- The Washington Times - Tuesday, June 20, 2006

For the past three seasons, Tom Glavine’s decision to sign with the New York Mets not only looked like a poor one but one that would keep him from winning 300 games, maybe even keep him out of the Hall of Fame.

This season, Glavine became the first pitcher to 10 wins, giving him 285 in his career.

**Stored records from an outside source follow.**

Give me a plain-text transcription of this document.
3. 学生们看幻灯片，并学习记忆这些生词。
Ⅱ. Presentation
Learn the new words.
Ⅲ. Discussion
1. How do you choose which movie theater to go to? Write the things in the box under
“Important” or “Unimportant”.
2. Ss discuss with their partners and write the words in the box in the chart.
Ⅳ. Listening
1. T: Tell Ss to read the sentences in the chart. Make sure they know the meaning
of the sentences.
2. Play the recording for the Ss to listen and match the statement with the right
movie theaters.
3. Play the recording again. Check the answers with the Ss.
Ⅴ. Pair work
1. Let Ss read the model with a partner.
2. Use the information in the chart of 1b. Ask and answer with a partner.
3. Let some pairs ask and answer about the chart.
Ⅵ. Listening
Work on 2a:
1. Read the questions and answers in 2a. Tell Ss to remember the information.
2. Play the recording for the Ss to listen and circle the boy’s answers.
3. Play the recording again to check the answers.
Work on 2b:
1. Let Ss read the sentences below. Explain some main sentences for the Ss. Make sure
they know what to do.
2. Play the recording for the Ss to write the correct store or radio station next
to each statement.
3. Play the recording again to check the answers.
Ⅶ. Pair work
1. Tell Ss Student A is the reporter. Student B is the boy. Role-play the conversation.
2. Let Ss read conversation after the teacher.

He won’t reach 300 this year, but it looks like a sure thing next year.

This raises a few points:

1. Glavine will be just the third 300-game winner to spend his entire career in a five-man rotation.

The others are Roger Clemens and Greg Maddux.

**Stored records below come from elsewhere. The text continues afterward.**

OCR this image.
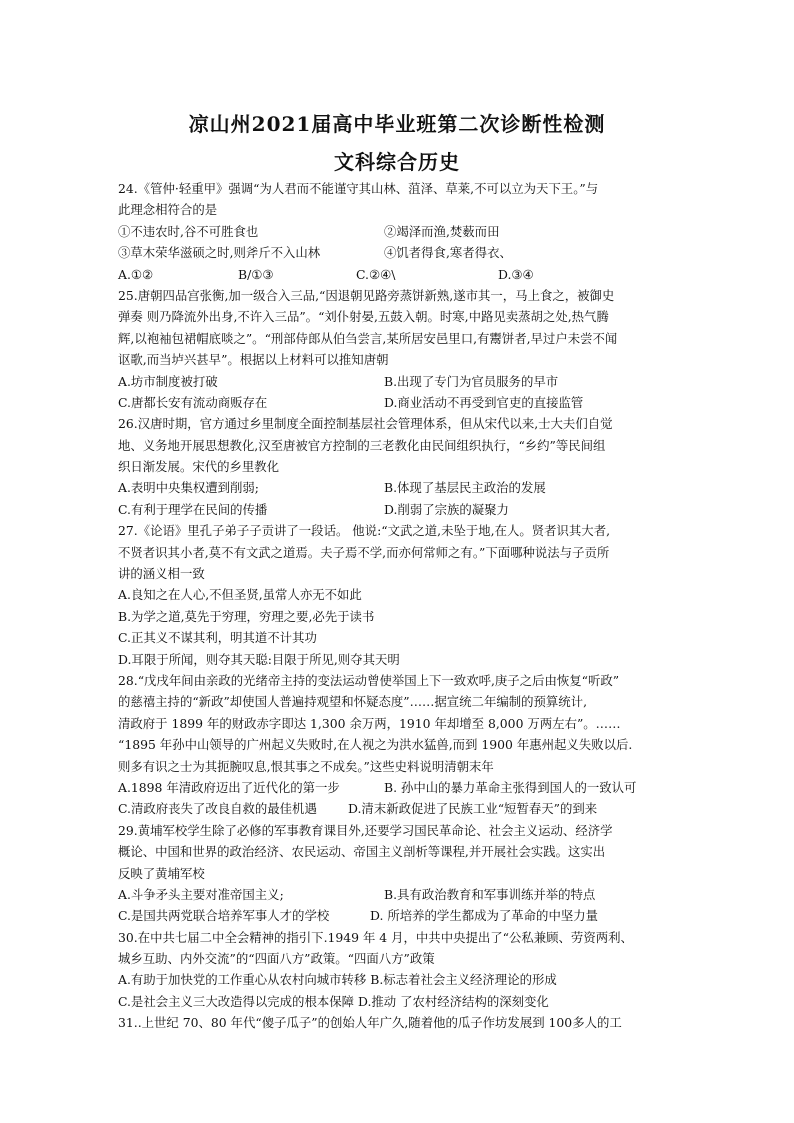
凉山州2021届高中毕业班第二次诊断性检测
文科综合历史
24.《管仲·轻重甲》强调“为人君而不能谨守其山林、菹泽、草莱,不可以立为天下王。”与
此理念相符合的是
①不违农时,谷不可胜食也	②竭泽而渔,焚薮而田
③草木荣华滋硕之时,则斧斤不入山林	④饥者得食,寒者得衣、
A.①②	B/①③	C.②④\	D.③④
25.唐朝四品宫张衡,加一级合入三品,“因退朝见路旁蒸饼新熟,遂市其一，马上食之，被御史
弹奏 则乃降流外出身,不许入三品”。“刘仆射晏,五鼓入朝。时寒,中路见卖蒸胡之处,热气腾
辉,以袍袖包裙帽底啖之”。“刑部侍郎从伯刍尝言,某所居安邑里口,有鬻饼者,早过户未尝不闻
讴歌,而当垆兴甚早”。根据以上材料可以推知唐朝
A.坊市制度被打破	B.出现了专门为官员服务的早市
C.唐都长安有流动商贩存在	D.商业活动不再受到官吏的直接监管
26.汉唐时期，官方通过乡里制度全面控制基层社会管理体系，但从宋代以来,士大夫们自觉
地、义务地开展思想教化,汉至唐被官方控制的三老教化由民间组织执行，“乡约”等民间组
织日渐发展。宋代的乡里教化
A.表明中央集权遭到削弱;	B.体现了基层民主政治的发展
C.有利于理学在民间的传播	D.削弱了宗族的凝聚力
27.《论语》里孔子弟子子贡讲了一段话。 他说:“文武之道,未坠于地,在人。贤者识其大者,
不贤者识其小者,莫不有文武之道焉。夫子焉不学,而亦何常师之有。”下面哪种说法与子贡所
讲的涵义相一致
A.良知之在人心,不但圣贤,虽常人亦无不如此
B.为学之道,莫先于穷理，穷理之要,必先于读书
C.正其义不谋其利，明其道不计其功
D.耳限于所闻，则夺其天聪:目限于所见,则夺其天明
28.“戊戌年间由亲政的光绪帝主持的变法运动曾使举国上下一致欢呼,庚子之后由恢复“听政”
的慈禧主持的“新政”却使国人普遍持观望和怀疑态度”……据宣统二年编制的预算统计,
清政府于 1899 年的财政赤字即达 1,300 余万两，1910 年却增至 8,000 万两左右”。……
“1895 年孙中山领导的广州起义失败时,在人视之为洪水猛兽,而到 1900 年惠州起义失败以后.
则多有识之士为其扼腕叹息,恨其事之不成矣。”这些史料说明清朝末年
A.1898 年清政府迈出了近代化的第一步	B. 孙中山的暴力革命主张得到国人的一致认可
C.清政府丧失了改良自救的最佳机遇	D.清末新政促进了民族工业“短暂春天”的到来
29.黄埔军校学生除了必修的军事教育课目外,还要学习国民革命论、社会主义运动、经济学
概论、中国和世界的政治经济、农民运动、帝国主义剖析等课程,并开展社会实践。这实出
反映了黄埔军校
A.斗争矛头主要对准帝国主义;	B.具有政治教育和军事训练并举的特点
C.是国共两党联合培养军事人才的学校	D. 所培养的学生都成为了革命的中坚力量
30.在中共七届二中全会精神的指引下.1949 年 4 月，中共中央提出了“公私兼顾、劳资两利、
城乡互助、内外交流”的“四面八方”政策。“四面八方”政策
A.有助于加快党的工作重心从农村向城市转移 B.标志着社会主义经济理论的形成
C.是社会主义三大改造得以完成的根本保障 D.推动 了农村经济结构的深刻变化
31..上世纪 70、80 年代“傻子瓜子”的创始人年广久,随着他的瓜子作坊发展到 100多人的工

Steve Carlton, Nolan Ryan, Don Sutton, Phil Niekro, Gaylord Perry and Tom Seaver ended their careers as part of five-man rotations, but spent most of it in a four-man.

Of these pitchers, Sutton probably spent the most time in a five-man rotation, because the Dodgers were the first team to change to a five-man.

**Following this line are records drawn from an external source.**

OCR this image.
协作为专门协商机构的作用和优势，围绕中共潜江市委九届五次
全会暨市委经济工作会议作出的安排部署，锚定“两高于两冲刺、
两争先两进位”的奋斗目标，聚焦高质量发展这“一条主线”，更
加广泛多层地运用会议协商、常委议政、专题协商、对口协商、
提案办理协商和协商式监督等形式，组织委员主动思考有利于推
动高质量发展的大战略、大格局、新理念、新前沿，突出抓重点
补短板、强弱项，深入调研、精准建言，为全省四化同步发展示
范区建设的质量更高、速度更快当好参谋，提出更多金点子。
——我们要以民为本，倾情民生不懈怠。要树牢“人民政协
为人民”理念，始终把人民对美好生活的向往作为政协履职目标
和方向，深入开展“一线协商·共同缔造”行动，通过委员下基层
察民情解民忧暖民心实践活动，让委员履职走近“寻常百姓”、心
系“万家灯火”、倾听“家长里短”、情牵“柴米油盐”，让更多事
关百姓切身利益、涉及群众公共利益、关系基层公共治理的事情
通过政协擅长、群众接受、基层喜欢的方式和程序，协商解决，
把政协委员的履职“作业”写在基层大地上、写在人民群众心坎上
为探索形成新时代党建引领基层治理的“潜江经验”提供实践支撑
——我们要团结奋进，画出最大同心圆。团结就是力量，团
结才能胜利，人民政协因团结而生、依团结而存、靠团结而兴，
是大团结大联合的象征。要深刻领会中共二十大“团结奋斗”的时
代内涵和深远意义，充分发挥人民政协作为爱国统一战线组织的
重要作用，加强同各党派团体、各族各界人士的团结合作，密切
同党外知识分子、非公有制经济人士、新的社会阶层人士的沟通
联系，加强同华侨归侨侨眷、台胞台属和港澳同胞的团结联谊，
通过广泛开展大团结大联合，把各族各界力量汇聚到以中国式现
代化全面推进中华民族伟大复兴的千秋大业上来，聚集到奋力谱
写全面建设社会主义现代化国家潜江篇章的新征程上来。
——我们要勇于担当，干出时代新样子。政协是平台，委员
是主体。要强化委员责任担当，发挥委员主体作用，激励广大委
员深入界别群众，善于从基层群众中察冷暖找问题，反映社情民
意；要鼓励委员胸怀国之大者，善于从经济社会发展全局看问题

By the way, that generation of pitchers, the ones who spent most of their careers in the 1970s, also includes Tommy John (288 wins), Bert Blyleven (287), Fergie Jenkins (284) and Jim Palmer (268).

2. Since pitchers’ workloads gradually changed in the late 1970s and early 1980s — from almost 40 starts a season to about 32 — maybe their defining milestone should too.

Maybe 250 wins is the new 300.

If that’s the case, then Glavine already is a Hall of Famer.

Glavine has won 20 games in a season five times, which is hard to do in this era. He has won 15-plus in four more seasons.

Using Bill James’ win shares statistic — a catch-all statistic used to evaluate a player’s season with one number — Glavine was among the top five starting pitchers in the league in seven seasons and just outside the top five in two more.

3. Glavine has been overshadowed.

He’s not a sexy pitcher. He doesn’t overpower hitters. He nibbles, works the corners. He’s sneaking up on 300 wins.

Clemens, Maddux, Pedro Martinez and Randy Johnson are all better pitchers. But that doesn’t mean Glavine isn’t a Hall of Famer.

Forget about the era. Glavine was overshadowed on his own team.

With the Atlanta Braves from 1987 to 2002, Glavine pitched in the same rotation with Maddux, John Smoltz — another probable Hall of Famer with 181 wins, 154 saves and postseason success — Steve Avery, Denny Neagle and Kevin Millwood.

The Braves’ rotation from 1993 to 1999 was probably the best of all time.

Glavine deserve some credit for that — and a plaque in Cooperstown.